O Nepal vive uma das piores crises políticas de sua história recente. O primeiro-ministro KP Sharma Oli, de 73 anos, anunciou nesta terça-feira (9) sua renúncia ao cargo, pressionado pelos protestos massivos que se espalharam pelo país contra o bloqueio de redes sociais e denúncias de corrupção no serviço público.
A decisão foi tomada após uma escalada de violência que deixou 25 mortos em confrontos entre manifestantes e forças de segurança. Milhares foram às ruas de Katmandu e outras cidades, enfrentando a repressão policial, que incluiu o uso de gás lacrimogêneo, balas de borracha e até munição letal, segundo denúncia da Anistia Internacional.

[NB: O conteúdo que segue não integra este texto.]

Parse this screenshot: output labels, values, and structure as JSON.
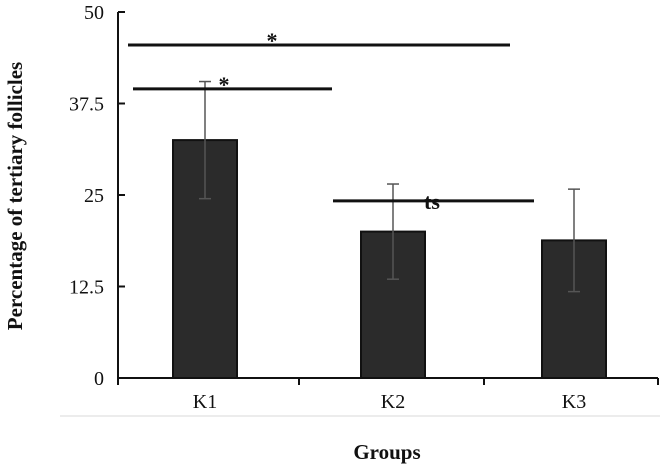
{
  "chart_data": {
    "type": "bar",
    "categories": [
      "K1",
      "K2",
      "K3"
    ],
    "values": [
      32.5,
      20.0,
      18.8
    ],
    "error": [
      8.0,
      6.5,
      7.0
    ],
    "xlabel": "Groups",
    "ylabel": "Percentage of tertiary follicles",
    "ylim": [
      0,
      50
    ],
    "yticks": [
      0,
      12.5,
      25,
      37.5,
      50
    ],
    "ytick_labels": [
      "0",
      "12.5",
      "25",
      "37.5",
      "50"
    ],
    "grid": false,
    "legend": "none",
    "bar_color": "#2b2b2b",
    "annotations": [
      {
        "from": "K1",
        "to": "K2",
        "y": 39.5,
        "label": "*"
      },
      {
        "from": "K1",
        "to": "K3",
        "y": 45.5,
        "label": "*"
      },
      {
        "from": "K2",
        "to": "K3",
        "y": 24.2,
        "label": "ts"
      }
    ]
  }
}
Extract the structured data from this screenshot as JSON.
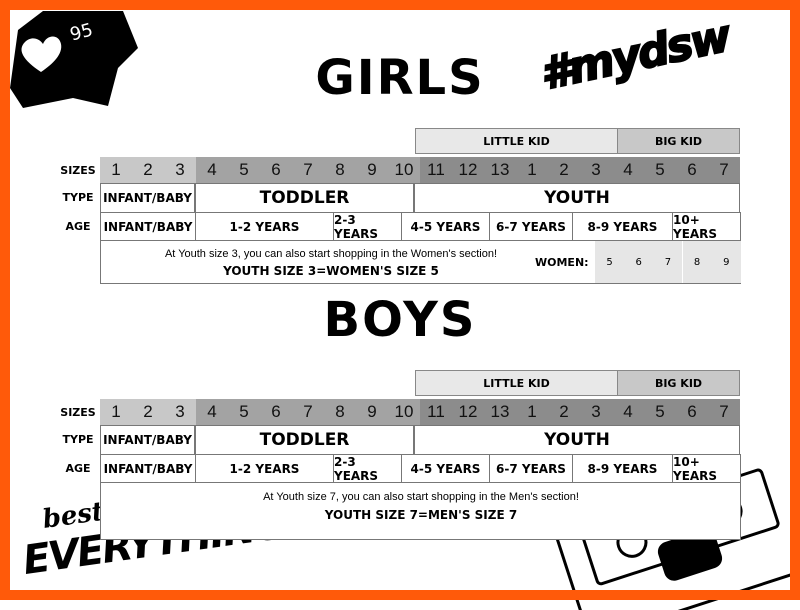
{
  "badge": {
    "icon": "heart-icon",
    "count": "95"
  },
  "hashtag": "#mydsw",
  "logo": {
    "line1": "best of",
    "line2": "EVERYTHING"
  },
  "colors": {
    "border": "#ff5a0a",
    "sizes_infant": "#c8c8c8",
    "sizes_toddler": "#a3a3a3",
    "sizes_youth": "#8c8c8c",
    "little_kid": "#e8e8e8",
    "big_kid": "#c8c8c8"
  },
  "row_labels": {
    "sizes": "SIZES",
    "type": "TYPE",
    "age": "AGE"
  },
  "groups": {
    "little_kid": "LITTLE KID",
    "big_kid": "BIG KID"
  },
  "sizes": [
    "1",
    "2",
    "3",
    "4",
    "5",
    "6",
    "7",
    "8",
    "9",
    "10",
    "11",
    "12",
    "13",
    "1",
    "2",
    "3",
    "4",
    "5",
    "6",
    "7"
  ],
  "types": [
    "INFANT/BABY",
    "TODDLER",
    "YOUTH"
  ],
  "ages": [
    "INFANT/BABY",
    "1-2 YEARS",
    "2-3 YEARS",
    "4-5 YEARS",
    "6-7 YEARS",
    "8-9 YEARS",
    "10+ YEARS"
  ],
  "girls": {
    "title": "GIRLS",
    "note_line1": "At Youth size 3, you can also start shopping in the Women's section!",
    "note_line2": "YOUTH SIZE 3=WOMEN'S SIZE 5",
    "women_label": "WOMEN:",
    "women_sizes": [
      "5",
      "6",
      "7",
      "8",
      "9"
    ]
  },
  "boys": {
    "title": "BOYS",
    "note_line1": "At Youth size 7, you can also start shopping in the Men's section!",
    "note_line2": "YOUTH SIZE 7=MEN'S SIZE 7"
  }
}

Em sua carta de renúncia, dirigida ao presidente, Oli afirmou ter deixado o cargo “com o objetivo de dar novos passos em direção a uma solução política e à resolução dos problemas”. O líder, em seu quarto mandato à frente do governo, já enfrentava desgaste político com a instabilidade interna, baixo crescimento econômico e críticas à corrupção, mas o bloqueio às redes sociais foi o estopim da revolta popular.
Redes bloqueadas e juventude nas ruas
A crise começou na última quinta-feira, quando o governo determinou o bloqueio de 26 plataformas, incluindo Facebook, X (antigo Twitter), YouTube e LinkedIn, que não haviam feito registro legal junto às autoridades. O tema já havia sido discutido pela Suprema Corte em 2023, mas as empresas não cumpriram as exigências.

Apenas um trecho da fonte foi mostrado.